The next performer of the evening was Vidha Lal. Vidha is the disciple of renowned Guru Shrimati Gitanjali Lal of the Jaipur gharana. Vidha is very talented and a multi-faceted dancer. She is empanelled with the ICCR, has performed widely and has been awarded the Sri Krishna Ganasabha endowment award 2010. She also has a Guinness World record in her name for most number of spins in a minute (103). Vidha looked stunningly beautiful in her white costume. Her first performance was titled – Harihara. As the name suggests, it was about juxtaposing Krishna and Shiva and drawing parallels between them. ‘Vanshidhara’, ‘Pinakadhara’, ‘Giri Goverdhandhara’, ‘Gangadhara’, ‘Damrudhara’, ‘Chakradhara’, ‘Vishdhara’, ‘Sudhadhara’, ‘Mukutdhara’, ‘Jatadhara’, ‘Bhasmadhara’, ‘Kusumdhara’, ‘Peetamberdhara’, ‘Baagamberdhara’, ‘Nandidhara’, ‘Garuddhara’, ‘Kailashdhara’, ‘Vaikunthdhara’, ‘Ramapati’, ‘Umapati’. It was a virtuoso composition, enunciating the comparison between the two Gods, who according to mythology worship each other.
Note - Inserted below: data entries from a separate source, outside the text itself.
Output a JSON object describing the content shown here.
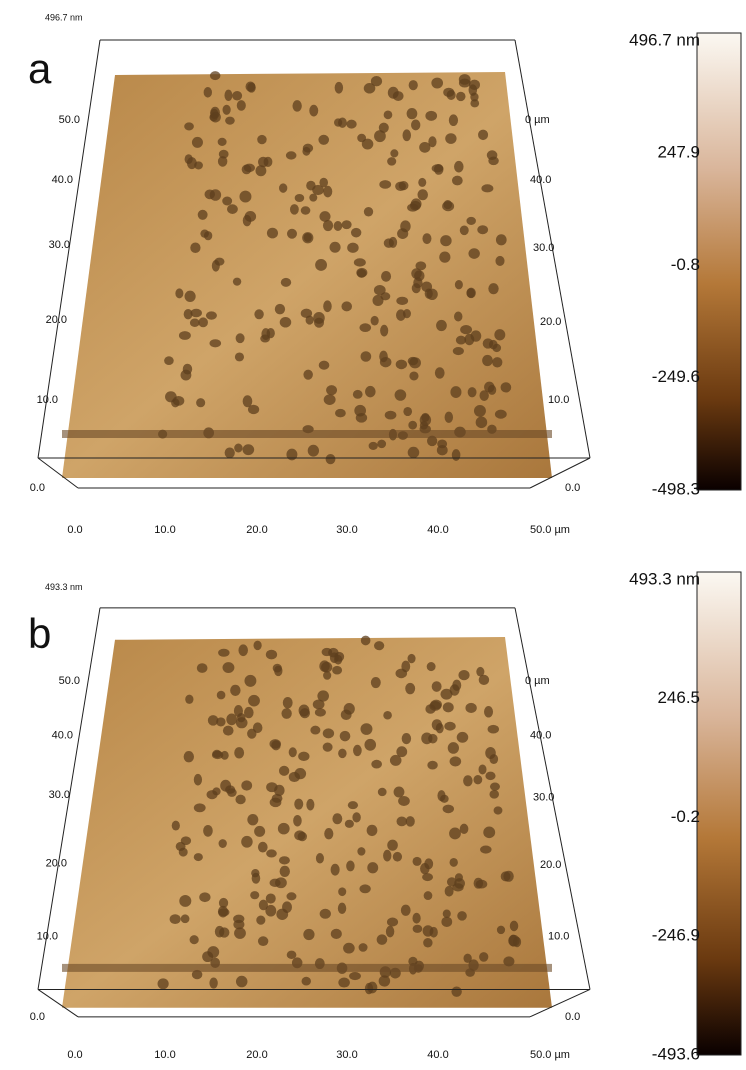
{
  "panels": [
    {
      "letter": "a",
      "z_label": "496.7 nm",
      "y_left": [
        "50.0",
        "40.0",
        "30.0",
        "20.0",
        "10.0",
        "0.0"
      ],
      "y_right": [
        "0 µm",
        "40.0",
        "30.0",
        "20.0",
        "10.0",
        "0.0"
      ],
      "x_labels": [
        "0.0",
        "10.0",
        "20.0",
        "30.0",
        "40.0",
        "50.0 µm"
      ],
      "colorbar": [
        "496.7 nm",
        "247.9",
        "-0.8",
        "-249.6",
        "-498.3"
      ]
    },
    {
      "letter": "b",
      "z_label": "493.3 nm",
      "y_left": [
        "50.0",
        "40.0",
        "30.0",
        "20.0",
        "10.0",
        "0.0"
      ],
      "y_right": [
        "0 µm",
        "40.0",
        "30.0",
        "20.0",
        "10.0",
        "0.0"
      ],
      "x_labels": [
        "0.0",
        "10.0",
        "20.0",
        "30.0",
        "40.0",
        "50.0 µm"
      ],
      "colorbar": [
        "493.3 nm",
        "246.5",
        "-0.2",
        "-246.9",
        "-493.6"
      ]
    }
  ]
}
One creates and the other destroys. Vidha not only portrayed the postures with elegance and grandeur, but also with perfection of technique. Her next piece was ‘tarana’, a pure dance piece in 12 and 16 beats. The music and the beats were melodious and Vidha’s footwork, hands, spins and expressions were captivating.
The final performers were very special and marked the culmination of the spirit of ‘Vriddhi’. ‘Abilities Unlimited’ is the brainchild of Guru Syed Sallauddin Pasha.
|Guru Syed Sallauddin Pasha|
He is the father of Indian classical therapeutic theatre for persons with disabilities. His work with differently abled people has won him many awards and recognition, both nationally and internationally. The performance for the day began with a ‘qawwali’.
The dancers were on wheelchairs and revolved on them for a ‘dervish’ dance. They performed Kathak-like steps on their wheelchairs. Next was a Bharatnatyam piece by hearing and speech impaired girls. Though these dancers could not hear the music and beats, yet they maintained perfect rhythm and coordination. Following this, the dancers did a yoga and Bharatnatyam fusion.
They performed various yoga postures which included balancing head stands on their wheelchairs and revolving on their hands or balancing on each other’s shoulders.
Finally, they did a composition on the ‘Geetopdesh’. The wheelchair of the dancer posing as Arjun had a chariot designed on it and Lord Krishna danced on his crutches.
To depict Krishna blowing on his ‘panchajanya shankha’, the dancers did a beautiful formation. ‘Yada yada hi dharmasya’ – With the recitation of shlokas from the Geeta, stunning formations were done by the dancers. To depict the ‘dashavatar’, the dancers gestured to depict each of the ten incarnations of Lord Vishnu. One very difficult formation was – one person sitting on the chair, the second one hanging in front with his legs intertwined to the waist of the first and then lifting his torso. Words fail to explain the energy, beauty and complexity of the entire performance.